Todavia, a intolerância “silenciosa”, disfarçada, também é muito danosa, pois enfraquece relações sociais, desestabiliza famílias e empresas, muitas vezes é geradora de crimes violentos e adoece autores, vítimas e às vezes quem os cercam. Compartilhar um vídeo “engraçado” por “brincadeira” pode não ser uma atitude tão inofensiva. Afastar-se de uma pessoa por conta do sotaque, da compleição física, da faixa etária, da preferência sexual, dos trajes, de um adorno qualquer, muito menos.
            Há quem se transforme no trânsito, esquecendo-se de que o outro motorista pode não ser tão habilidoso e não ter os mesmos reflexos, pode não ter a mesma pressa (por estar de férias, por ex.) ou pode ter enfrentado situação traumática que ampliou as suas cautelas. Que tal conter aquela vontade de acionar a buzina? Recomendo, no You Tube, o vídeo do Pateta no trânsito... Afinal, o intolerante às vezes se torna patético.
            Várias outras situações corriqueiras despertam desnecessariamente a ira quando poderiam, no máximo, gerar um aborrecimento contornável com o mero afastamento do local onde se verifica o impasse; com a mudança do percurso para não encontrar a pessoa indesejável ou fugir do motorista mais lento; com a procura por outro funcionário da empresa ou repartição para despistar o atendente desinformado ou rude; com a mera ignorância àquela buzinada de quem, na verdade, pode estar desestruturado psicologicamente pelas mais variadas razões etc.
            De maneira geral, as pessoas formam convicções muito rapidamente acerca das outras e de condutas que presenciam. Eu costumo dizer que a gente enxerga apenas a ponta do iceberg e que os problemas que o outro vivencia e tenta contornar quase sempre não são do nosso conhecimento, sendo conveniente, sempre que possível, que nos abstenhamos de emitir juízos de valor.
            Uma das formas mais graves de intolerância é a manifestada por quem não consegue ouvir e observar sem criticar e sem tentar impor a sua opinião de “dono da verdade”. Para uns, cabelos azuis são ridículos e para os empregados da fabricante da tintura isso é sinônimo de emprego e renda. Para quem tinge os cabelos, não tingir, mesmo quando se deseja, apenas para não fugir dos “padrões sociais”, é um ato de covardia e de violência contra si mesmo. Tudo é questão de ponto de vista.
            As pessoas sempre serão diferentes e as posturas e impressões sempre terão estreita relação com a forma de criação, os costumes familiares, o meio em que o indivíduo foi criado e os valores que lhe foram transmitidos. Quem não é idoso e não sabe das limitações físicas que a idade impõe; quem nunca engravidou ou nunca conviveu com uma grávida para saber o que ela enfrenta; e quem nunca foi pai ou nunca saiu de casa com crianças para tentar resolver seus problemas, por ex., nem sempre consegue entender o porquê dos “privilégios” nas filas dos bancos... Por isso tentar impor opiniões pode se tornar uma missão impossível.
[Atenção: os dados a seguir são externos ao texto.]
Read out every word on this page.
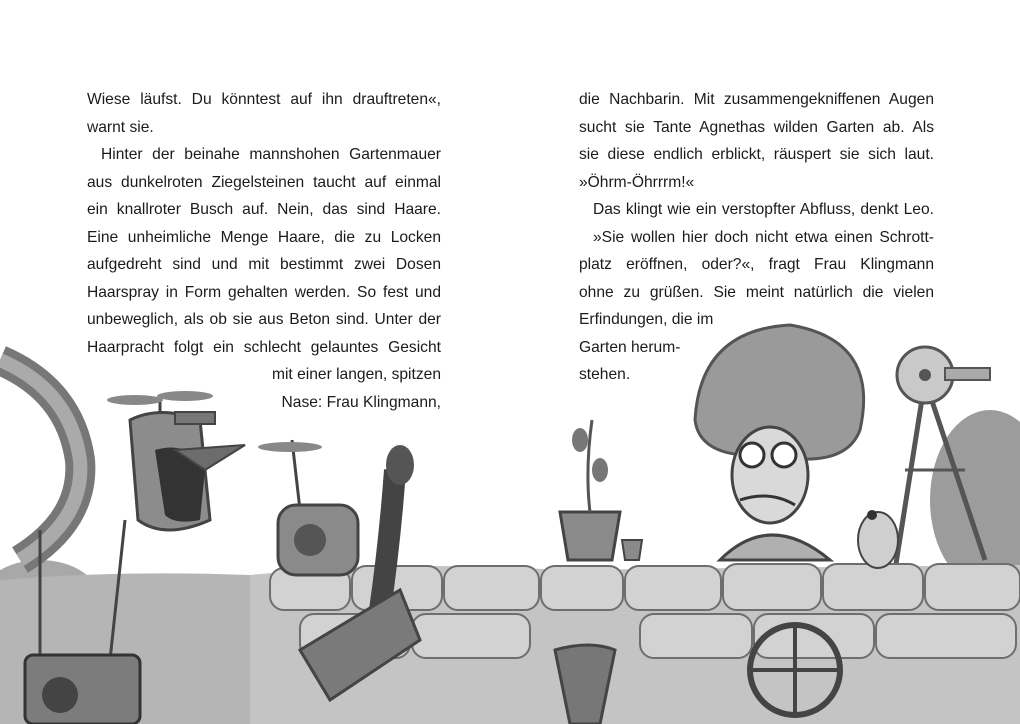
Wiese läufst. Du könntest auf ihn drauftreten«,
warnt sie.
Hinter der beinahe mannshohen Gartenmauer
aus dunkelroten Ziegelsteinen taucht auf einmal
ein knallroter Busch auf. Nein, das sind Haare.
Eine unheimliche Menge Haare, die zu Locken
aufgedreht sind und mit bestimmt zwei Dosen
Haarspray in Form gehalten werden. So fest und
unbeweglich, als ob sie aus Beton sind. Unter der
Haarpracht folgt ein schlecht gelauntes Gesicht
mit einer langen, spitzen
Nase: Frau Klingmann,
die Nachbarin. Mit zusammengekniffenen Augen
sucht sie Tante Agnethas wilden Garten ab. Als
sie diese endlich erblickt, räuspert sie sich laut.
»Öhrm-Öhrrrm!«
Das klingt wie ein verstopfter Abfluss, denkt Leo.
»Sie wollen hier doch nicht etwa einen Schrott-
platz eröffnen, oder?«, fragt Frau Klingmann
ohne zu grüßen. Sie meint natürlich die vielen
Erfindungen, die im
Garten herum-
stehen.
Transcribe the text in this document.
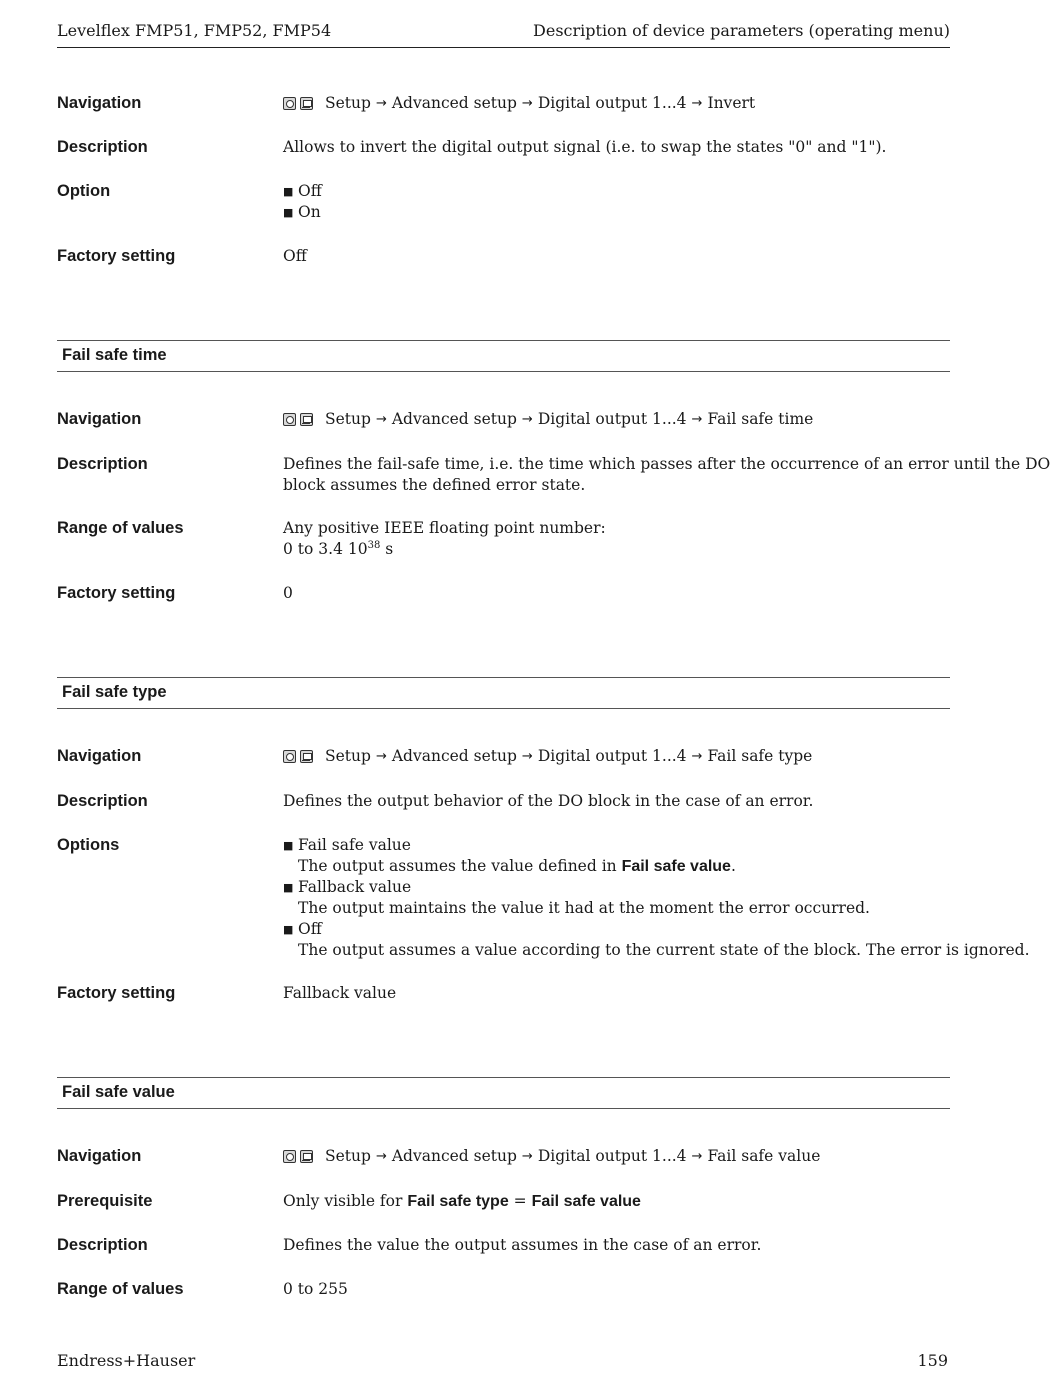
Levelflex FMP51, FMP52, FMP54	Description of device parameters (operating menu)
Navigation	Setup → Advanced setup → Digital output 1...4 → Invert
Description	Allows to invert the digital output signal (i.e. to swap the states "0" and "1").
Option	■ Off
■ On
Factory setting	Off
Fail safe time
Navigation	Setup → Advanced setup → Digital output 1...4 → Fail safe time
Description	Defines the fail-safe time, i.e. the time which passes after the occurrence of an error until the DO
block assumes the defined error state.
Range of values	Any positive IEEE floating point number:
0 to 3.4 $10^{38}$ s
Factory setting	0
Fail safe type
Navigation	Setup → Advanced setup → Digital output 1...4 → Fail safe type
Description	Defines the output behavior of the DO block in the case of an error.
Options	■ Fail safe value
The output assumes the value defined in Fail safe value.
■ Fallback value
The output maintains the value it had at the moment the error occurred.
■ Off
The output assumes a value according to the current state of the block. The error is ignored.
Factory setting	Fallback value
Fail safe value
Navigation	Setup → Advanced setup → Digital output 1...4 → Fail safe value
Prerequisite	Only visible for Fail safe type = Fail safe value
Description	Defines the value the output assumes in the case of an error.
Range of values	0 to 255
Endress+Hauser	159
            Não estou dizendo que não devemos tentar alertar as pessoas queridas de que tomaram decisões aparentemente equivocadas e pouco proveitosas. Penso que expor idéias é algo que deve acontecer quando do outro lado existe alguém disposto a ouvir. Até para discordar é preciso ter categoria. Mas, é claro, cada um tem o seu livre arbítrio e responde pelas suas escolhas. Não devemos nos tornar intolerantes aos intolerantes, sob pena de formação de um destrutivo círculo vicioso. Devemos compreendê-los, ajudá-los e, se for o caso, denunciá-los ou simplesmente permitir que a vida propicie respostas e sanções. Caso contrário, nos equipararemos a eles.
Adotar uma postura mais serena e uma solução mais inteligente, abstendo-se de confrontar quando isso não se faz necessário, ou confrontando na exata medida, sem exageros, é um exercício diário. Mas devemos estar cientes de que a prevenção de conflitos depende, na maioria das vezes, unicamente da nossa postura. Afinal, conforme popularmente se diz, “quando um não quer, dois não brigam”.